The People's Convoy had also hoped to hold a nearly two-week permitted trucker protest on the Mall starting Monday, but the application was partially denied because of other events already booked during that time frame, according to National Park Service records.

The Park Service was working with the group on another date, location and the conditions for the protest when the People's Convoy withdrew the application Sunday night, according to Park Service spokesman Mike Litterst. The NPS accepts permit applications on a rolling, first-come first-serve basis.

"As far as we are concerned, the books are closed on that proposal," Litterst said.

The convoy originally aimed to bring 500 trucks, 1,000 cars and campers, and up to 100,000 people to the Mall between 3rd and 12th streets on Jefferson and Madison drives from March 14 at 12:01 a.m. until noon March 26, according to the application submitted by Brase.

In conversations with NPS leadership, Brase said he was considering reducing the number of tractors without trailers to no more than 50, down from about 50 to 75, according to a letter from Robbin Owen, chief of the Park Service's permits management division. Brase also was considering reducing the number of participants from a range of 10,000 to 100,000 to no more than 200.

Brase said the permit application was a "contingent plan in order to bring trucks down in a symbolic display where we were going to park on the National Mall."

On the application, Brase said he estimated "a bunch of numbers because I had no idea who was going to show up and I wanted to make sure it was protected." But after speaking with authorities about logistics, he said he did not feel comfortable with the "strain" it would put on city and federal agencies. To address it, Brase said, he came up with a smaller number of participants, but decided against it.

"Ultimately, it just didn't sit well with me not being able to bring everybody down in. I didn't like the idea of having to select who gets to go down there," Brase said. "They never told me I had to cut it down at all. They were totally willing to facilitate that. It's a First Amendment right protest. But I was trying to, I guess, make it easier on them."

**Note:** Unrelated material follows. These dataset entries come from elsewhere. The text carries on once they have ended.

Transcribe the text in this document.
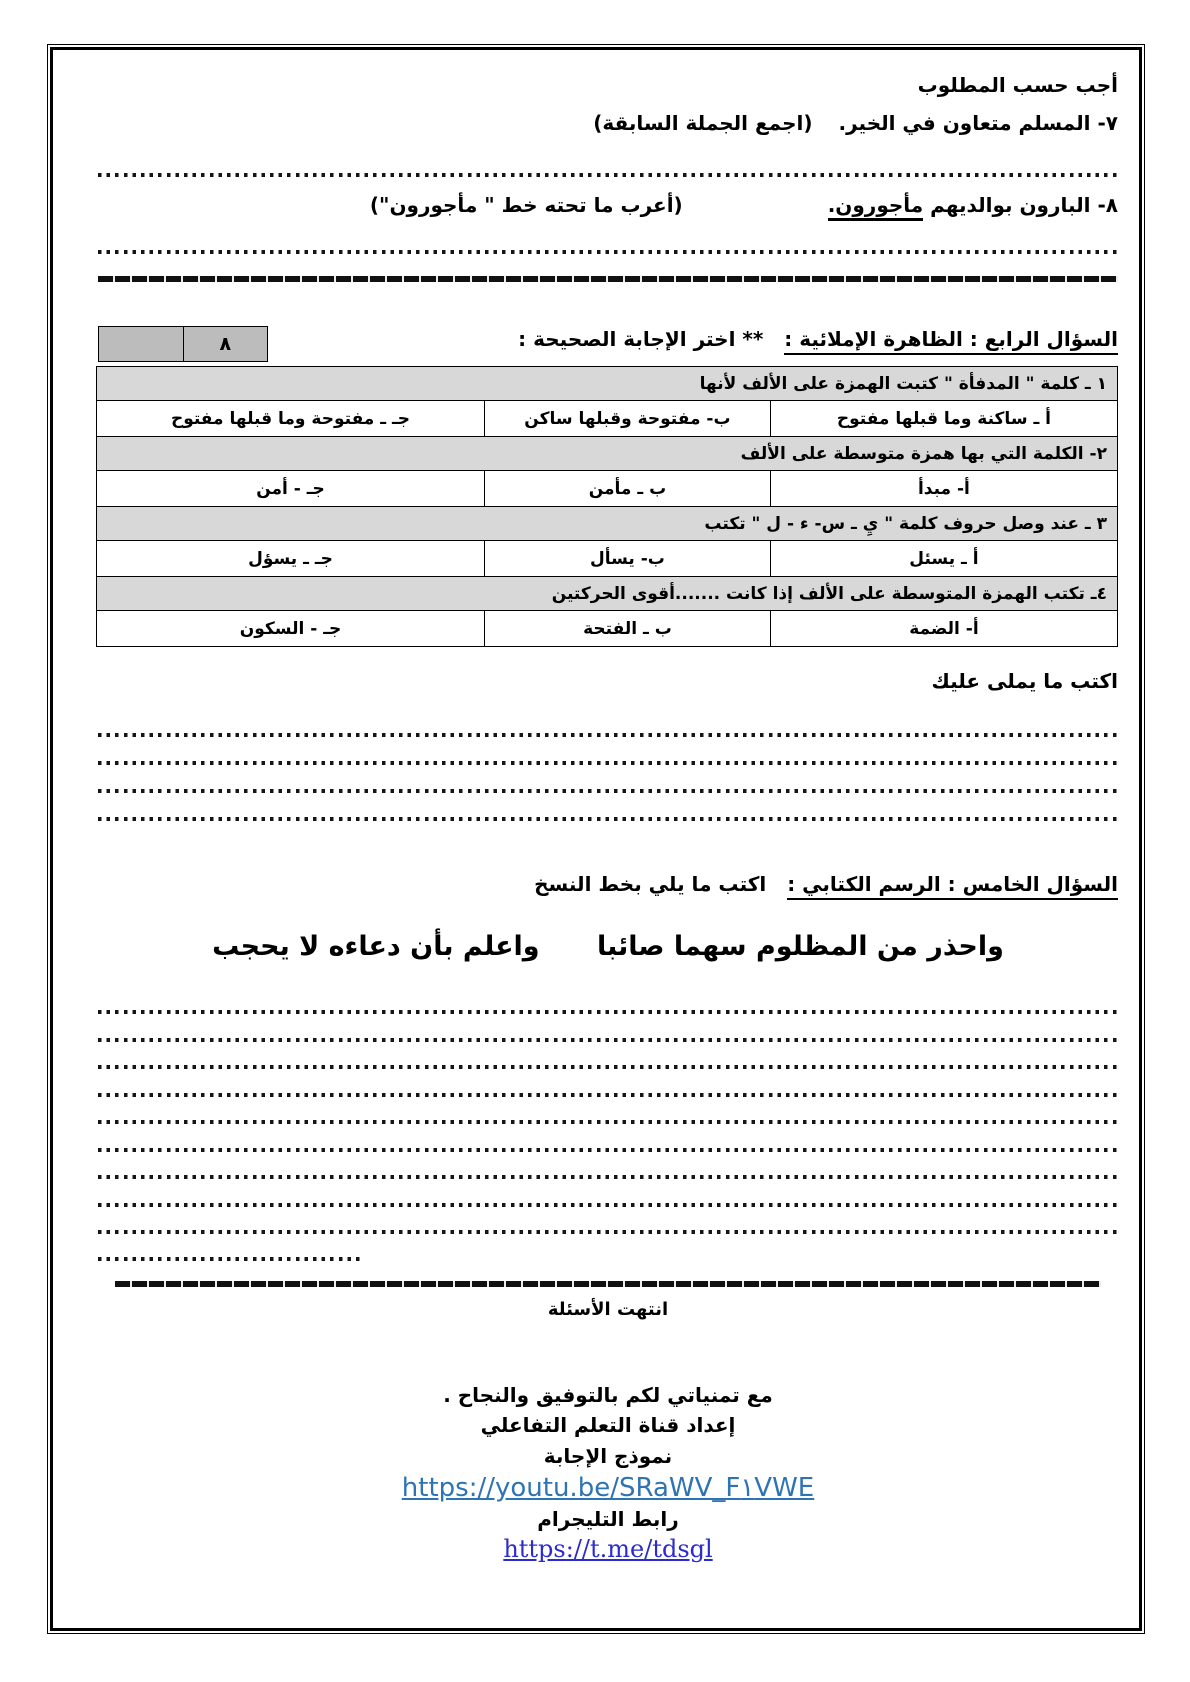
أجب حسب المطلوب
٧- المسلم متعاون في الخير.
(اجمع الجملة السابقة)
٨- البارون بوالديهم مأجورون.
(أعرب ما تحته خط " مأجورون")
السؤال الرابع : الظاهرة الإملائية : ** اختر الإجابة الصحيحة :
٨
١ ـ كلمة " المدفأة " كتبت الهمزة على الألف لأنها		
أ ـ ساكنة وما قبلها مفتوح	ب- مفتوحة وقبلها ساكن	جـ ـ مفتوحة وما قبلها مفتوح
٢- الكلمة التي بها همزة متوسطة على الألف		
أ- مبدأ	ب ـ مأمن	جـ - أمن
٣ ـ عند وصل حروف كلمة " يِ ـ س- ء - ل " تكتب		
أ ـ يسئل	ب- يسأل	جـ ـ يسؤل
٤ـ تكتب الهمزة المتوسطة على الألف إذا كانت .......أقوى الحركتين		
أ- الضمة	ب ـ الفتحة	جـ - السكون
اكتب ما يملى عليك
السؤال الخامس : الرسم الكتابي : اكتب ما يلي بخط النسخ
واحذر من المظلوم سهما صائبا واعلم بأن دعاءه لا يحجب
انتهت الأسئلة
مع تمنياتي لكم بالتوفيق والنجاح .
إعداد قناة التعلم التفاعلي
نموذج الإجابة
https://youtu.be/SRaWV_F١VWE
رابط التليجرام
https://t.me/tdsgl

The application submitted by Brase also did not include enough information for the National Park Service to evaluate it, according to a letter that requested plans for security, medical aid, transportation, a final list of equipment and information for points of contact.

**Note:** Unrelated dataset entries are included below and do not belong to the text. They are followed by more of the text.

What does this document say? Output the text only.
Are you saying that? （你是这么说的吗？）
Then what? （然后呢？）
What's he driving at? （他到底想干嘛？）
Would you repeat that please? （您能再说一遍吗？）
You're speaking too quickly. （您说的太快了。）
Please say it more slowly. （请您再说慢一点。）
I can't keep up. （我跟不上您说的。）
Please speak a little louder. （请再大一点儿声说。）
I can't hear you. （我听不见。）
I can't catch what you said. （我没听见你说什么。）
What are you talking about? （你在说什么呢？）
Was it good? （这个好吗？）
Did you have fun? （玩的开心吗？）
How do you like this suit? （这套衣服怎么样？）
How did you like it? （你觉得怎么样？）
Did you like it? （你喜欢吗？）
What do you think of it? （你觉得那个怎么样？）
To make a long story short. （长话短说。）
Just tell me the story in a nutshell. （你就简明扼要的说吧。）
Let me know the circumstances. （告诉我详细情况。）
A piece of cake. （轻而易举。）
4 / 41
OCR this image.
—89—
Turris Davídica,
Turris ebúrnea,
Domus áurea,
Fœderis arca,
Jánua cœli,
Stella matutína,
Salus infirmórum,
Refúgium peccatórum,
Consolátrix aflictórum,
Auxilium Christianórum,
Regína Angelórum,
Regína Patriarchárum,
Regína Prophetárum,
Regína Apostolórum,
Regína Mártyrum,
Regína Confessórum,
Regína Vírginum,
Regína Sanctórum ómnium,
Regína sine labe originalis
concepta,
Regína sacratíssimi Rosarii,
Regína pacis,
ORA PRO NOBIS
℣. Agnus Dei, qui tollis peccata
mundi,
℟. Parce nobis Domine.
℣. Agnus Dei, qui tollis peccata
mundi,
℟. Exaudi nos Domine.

The group was not planning acts of civil disobedience, according to the application.

When asked on the Park Service form whether the group thought an individual or group would seek to disrupt their event, Brase wrote "antifa," referring to anti-fascist activists.

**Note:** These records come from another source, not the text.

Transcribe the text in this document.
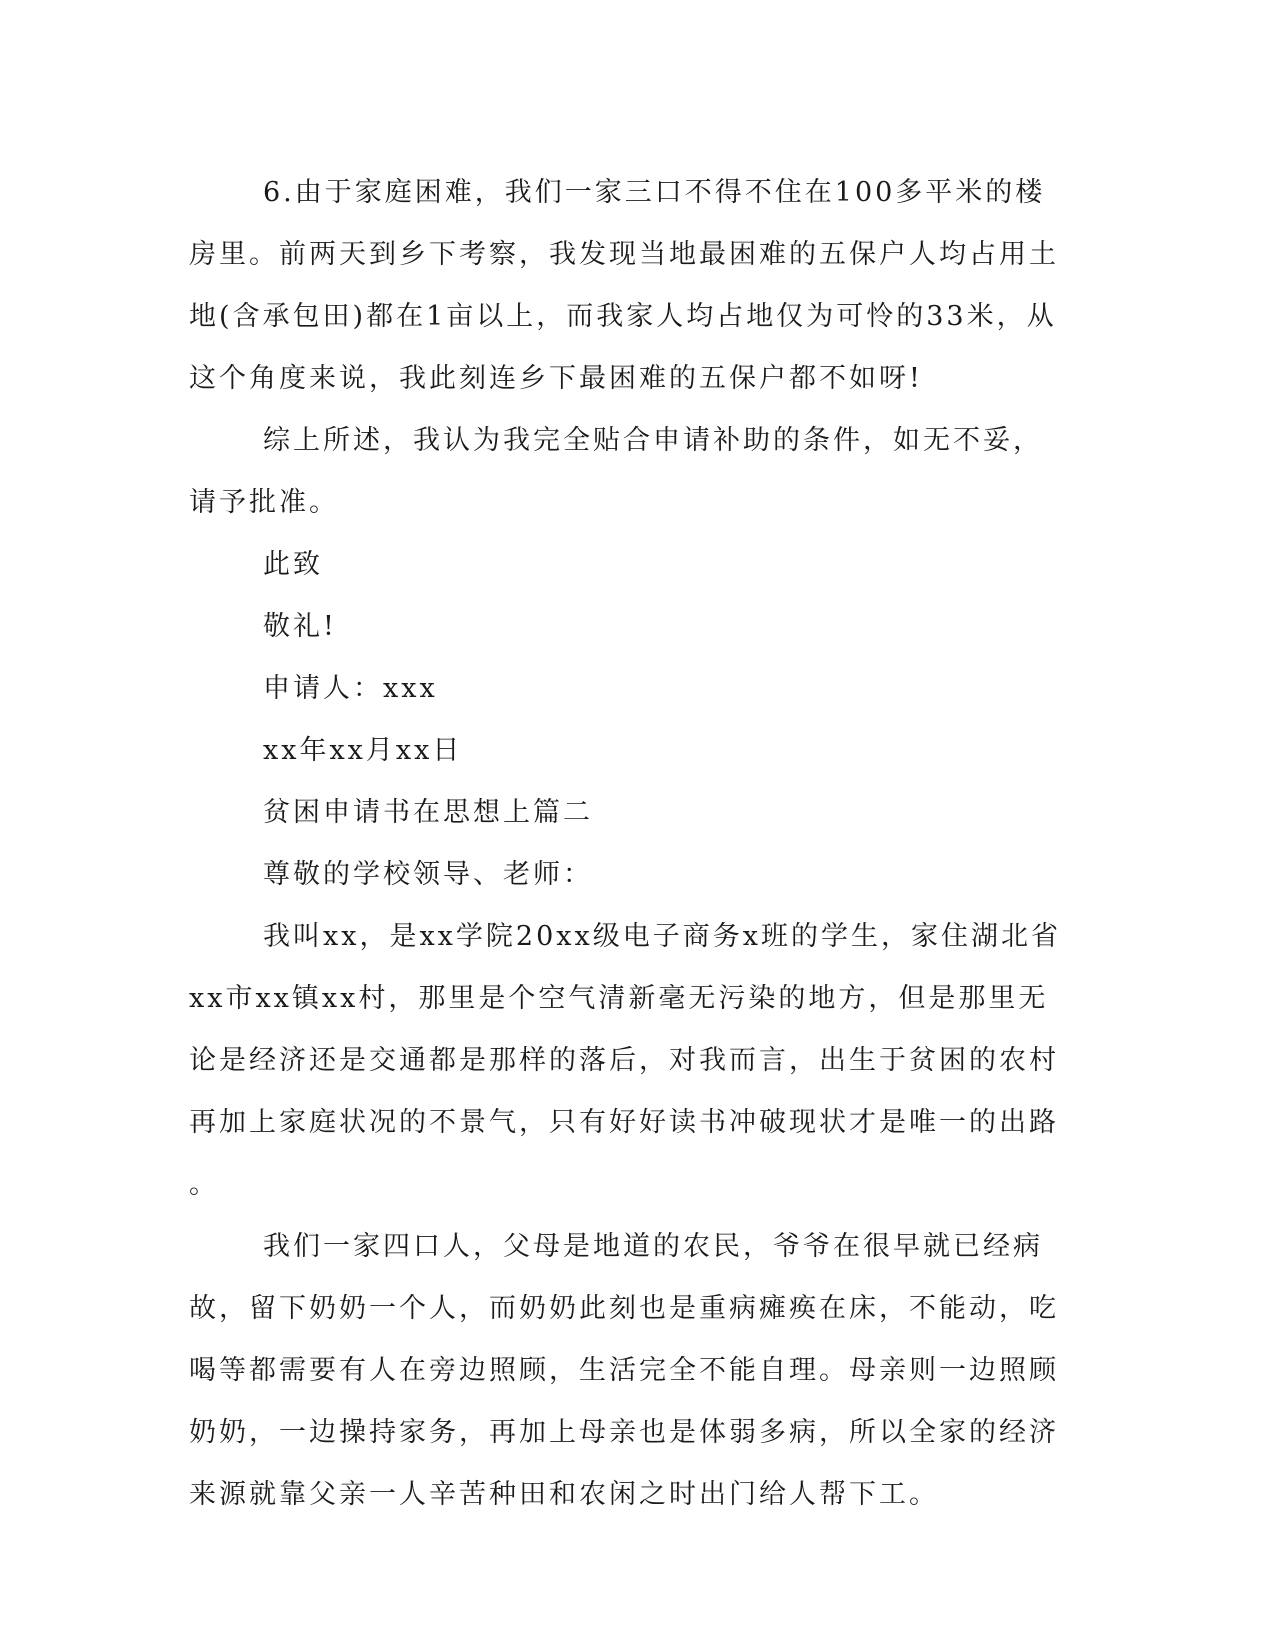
6.由于家庭困难，我们一家三口不得不住在100多平米的楼房里。前两天到乡下考察，我发现当地最困难的五保户人均占用土地(含承包田)都在1亩以上，而我家人均占地仅为可怜的33米，从这个角度来说，我此刻连乡下最困难的五保户都不如呀!

综上所述，我认为我完全贴合申请补助的条件，如无不妥，请予批准。

此致

敬礼!

申请人：xxx

xx年xx月xx日

贫困申请书在思想上篇二

尊敬的学校领导、老师：

我叫xx，是xx学院20xx级电子商务x班的学生，家住湖北省xx市xx镇xx村，那里是个空气清新毫无污染的地方，但是那里无论是经济还是交通都是那样的落后，对我而言，出生于贫困的农村再加上家庭状况的不景气，只有好好读书冲破现状才是唯一的出路。

我们一家四口人，父母是地道的农民，爷爷在很早就已经病故，留下奶奶一个人，而奶奶此刻也是重病瘫痪在床，不能动，吃喝等都需要有人在旁边照顾，生活完全不能自理。母亲则一边照顾奶奶，一边操持家务，再加上母亲也是体弱多病，所以全家的经济来源就靠父亲一人辛苦种田和农闲之时出门给人帮下工。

The application also references "TenFourDC plans," referring to the annual demonstration Brase has helped to coordinate on the Mall. The most recent event was this past fall to protest "the ongoing over regulation of the trucking Industry," according to a permit issued by the Park Service.

It's unclear whether the People's Convoy will again bring its protest into Washington D.C. or hold a permitted demonstration in the future.

"That's a day-by-day case at this time, and we're kind of weighing those options day-by-day," Brase said. "And if I feel that it is something that we need to do, then I will definitely go back down to the permits office and file for a new permit."